E chi lo può dire, tutto dipende da sé stessi, dal proprio vissuto e da quello che si vuol ancora vivere. Certo potrebbe essere un traguardo, non il primo però. Il primo è stato quello di aver raggiunto l’età della pensione, questo sì che è stato un bel traguardo, anche se per colpa di certi politici è arrivato troppo tardi. Un traguardo importante che ha permesso di essere finalmente un uomo libero.

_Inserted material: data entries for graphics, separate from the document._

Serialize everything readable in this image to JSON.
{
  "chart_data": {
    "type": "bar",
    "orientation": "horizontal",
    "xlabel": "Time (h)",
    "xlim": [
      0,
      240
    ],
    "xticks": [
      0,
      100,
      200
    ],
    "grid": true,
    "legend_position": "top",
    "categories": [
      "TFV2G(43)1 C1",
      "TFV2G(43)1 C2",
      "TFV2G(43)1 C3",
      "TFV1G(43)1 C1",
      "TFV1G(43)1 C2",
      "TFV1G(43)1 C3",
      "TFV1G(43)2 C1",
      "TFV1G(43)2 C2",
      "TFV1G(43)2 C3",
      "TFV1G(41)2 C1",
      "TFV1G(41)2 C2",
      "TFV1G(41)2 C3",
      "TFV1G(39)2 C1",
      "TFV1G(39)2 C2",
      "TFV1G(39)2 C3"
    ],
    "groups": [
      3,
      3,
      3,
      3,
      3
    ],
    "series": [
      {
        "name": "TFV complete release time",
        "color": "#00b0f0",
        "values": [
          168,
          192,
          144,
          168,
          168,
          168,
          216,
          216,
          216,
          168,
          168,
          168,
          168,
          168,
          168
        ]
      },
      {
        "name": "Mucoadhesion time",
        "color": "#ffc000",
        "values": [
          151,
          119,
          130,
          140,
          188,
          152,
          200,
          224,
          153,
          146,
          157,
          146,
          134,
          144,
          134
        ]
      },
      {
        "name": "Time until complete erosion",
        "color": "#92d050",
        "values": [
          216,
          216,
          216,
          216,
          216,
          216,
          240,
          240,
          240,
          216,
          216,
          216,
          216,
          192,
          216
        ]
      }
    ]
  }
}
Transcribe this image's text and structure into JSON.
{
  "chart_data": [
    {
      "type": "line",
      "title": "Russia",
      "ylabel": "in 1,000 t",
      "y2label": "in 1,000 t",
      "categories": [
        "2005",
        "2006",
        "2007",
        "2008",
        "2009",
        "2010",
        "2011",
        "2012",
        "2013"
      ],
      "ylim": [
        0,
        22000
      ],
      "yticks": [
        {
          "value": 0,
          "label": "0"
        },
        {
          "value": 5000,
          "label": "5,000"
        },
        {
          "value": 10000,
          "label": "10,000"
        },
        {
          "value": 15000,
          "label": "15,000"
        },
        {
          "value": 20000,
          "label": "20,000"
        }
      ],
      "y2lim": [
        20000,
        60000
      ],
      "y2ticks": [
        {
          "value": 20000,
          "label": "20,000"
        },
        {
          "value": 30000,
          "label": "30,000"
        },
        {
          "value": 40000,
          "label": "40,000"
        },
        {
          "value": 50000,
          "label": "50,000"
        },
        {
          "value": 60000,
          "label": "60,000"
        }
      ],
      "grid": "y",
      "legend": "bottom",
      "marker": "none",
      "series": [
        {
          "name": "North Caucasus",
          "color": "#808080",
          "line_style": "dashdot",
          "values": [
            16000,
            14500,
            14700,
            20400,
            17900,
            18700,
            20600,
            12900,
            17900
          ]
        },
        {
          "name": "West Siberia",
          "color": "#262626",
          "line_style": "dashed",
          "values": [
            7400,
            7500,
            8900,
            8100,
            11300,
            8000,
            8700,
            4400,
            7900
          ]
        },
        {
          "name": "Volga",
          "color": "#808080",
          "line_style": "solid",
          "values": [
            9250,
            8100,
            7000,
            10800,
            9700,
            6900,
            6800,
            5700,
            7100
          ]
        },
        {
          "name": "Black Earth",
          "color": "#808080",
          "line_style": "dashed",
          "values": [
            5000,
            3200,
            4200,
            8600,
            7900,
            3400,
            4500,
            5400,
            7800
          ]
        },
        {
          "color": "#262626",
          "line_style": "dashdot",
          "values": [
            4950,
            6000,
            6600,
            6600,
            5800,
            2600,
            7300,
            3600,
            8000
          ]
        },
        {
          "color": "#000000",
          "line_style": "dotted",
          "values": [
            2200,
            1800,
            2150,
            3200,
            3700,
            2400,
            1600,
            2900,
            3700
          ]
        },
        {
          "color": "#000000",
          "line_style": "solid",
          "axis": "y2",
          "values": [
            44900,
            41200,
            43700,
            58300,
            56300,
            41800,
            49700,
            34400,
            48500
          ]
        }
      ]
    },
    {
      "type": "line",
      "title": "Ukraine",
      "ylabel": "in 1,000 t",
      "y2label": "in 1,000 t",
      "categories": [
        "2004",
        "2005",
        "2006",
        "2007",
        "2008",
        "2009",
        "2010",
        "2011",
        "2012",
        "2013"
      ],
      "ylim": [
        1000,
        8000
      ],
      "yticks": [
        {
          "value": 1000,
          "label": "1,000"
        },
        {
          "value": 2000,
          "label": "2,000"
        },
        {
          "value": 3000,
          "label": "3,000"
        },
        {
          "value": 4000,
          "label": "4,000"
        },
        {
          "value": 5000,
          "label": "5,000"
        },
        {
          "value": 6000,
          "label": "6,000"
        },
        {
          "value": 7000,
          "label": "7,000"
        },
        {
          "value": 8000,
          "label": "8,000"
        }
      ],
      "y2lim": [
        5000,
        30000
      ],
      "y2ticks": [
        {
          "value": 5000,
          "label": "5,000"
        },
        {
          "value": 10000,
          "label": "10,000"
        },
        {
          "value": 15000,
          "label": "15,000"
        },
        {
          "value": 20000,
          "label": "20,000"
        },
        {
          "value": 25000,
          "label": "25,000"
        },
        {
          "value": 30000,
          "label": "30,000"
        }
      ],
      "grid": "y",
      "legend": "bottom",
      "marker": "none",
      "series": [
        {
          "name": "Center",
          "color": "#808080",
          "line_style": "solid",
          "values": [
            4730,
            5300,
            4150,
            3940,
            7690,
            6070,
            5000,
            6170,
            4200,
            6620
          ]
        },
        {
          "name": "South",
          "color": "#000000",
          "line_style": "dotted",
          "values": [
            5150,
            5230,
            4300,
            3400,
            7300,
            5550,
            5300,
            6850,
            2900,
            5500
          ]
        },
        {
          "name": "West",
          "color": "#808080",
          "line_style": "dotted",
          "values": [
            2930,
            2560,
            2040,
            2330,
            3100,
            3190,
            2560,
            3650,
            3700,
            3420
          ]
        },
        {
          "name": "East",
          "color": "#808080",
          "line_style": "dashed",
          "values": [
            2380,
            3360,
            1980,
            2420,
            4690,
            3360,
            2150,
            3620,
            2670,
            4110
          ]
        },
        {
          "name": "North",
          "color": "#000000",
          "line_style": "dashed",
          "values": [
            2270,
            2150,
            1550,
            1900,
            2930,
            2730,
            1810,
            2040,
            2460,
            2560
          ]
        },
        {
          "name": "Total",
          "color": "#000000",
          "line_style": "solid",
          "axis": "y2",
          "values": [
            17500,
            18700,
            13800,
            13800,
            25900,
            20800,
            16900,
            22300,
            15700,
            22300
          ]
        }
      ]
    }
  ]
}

Libero? Vi chiederete! Sì, libero dai lacci e lacciuoli legati al mondo lavorativo. Non dovere vedere, sopportare e frequentare più certi personaggi che ci hanno imposto il loro modo di vivere il rapporto lavorativo. Quanti bocconi amari, quanti patimenti, quante ingiustizie abbiamo dovuto sopportare. Ma questo era il passato, ora pensiamo al futuro da uomo libero. Certo è vero, devo ringraziare il buon Dio che mi ha permesso di trovare un posto pubblico e di vivere una vita dignitosa e serena, senza scossoni e senza eccessi. Tanti altri questa opportunità non l’hanno, purtroppo, potuto avuta ed è a questi che dobbiamo guardare e non a chi invece vive di eccessi.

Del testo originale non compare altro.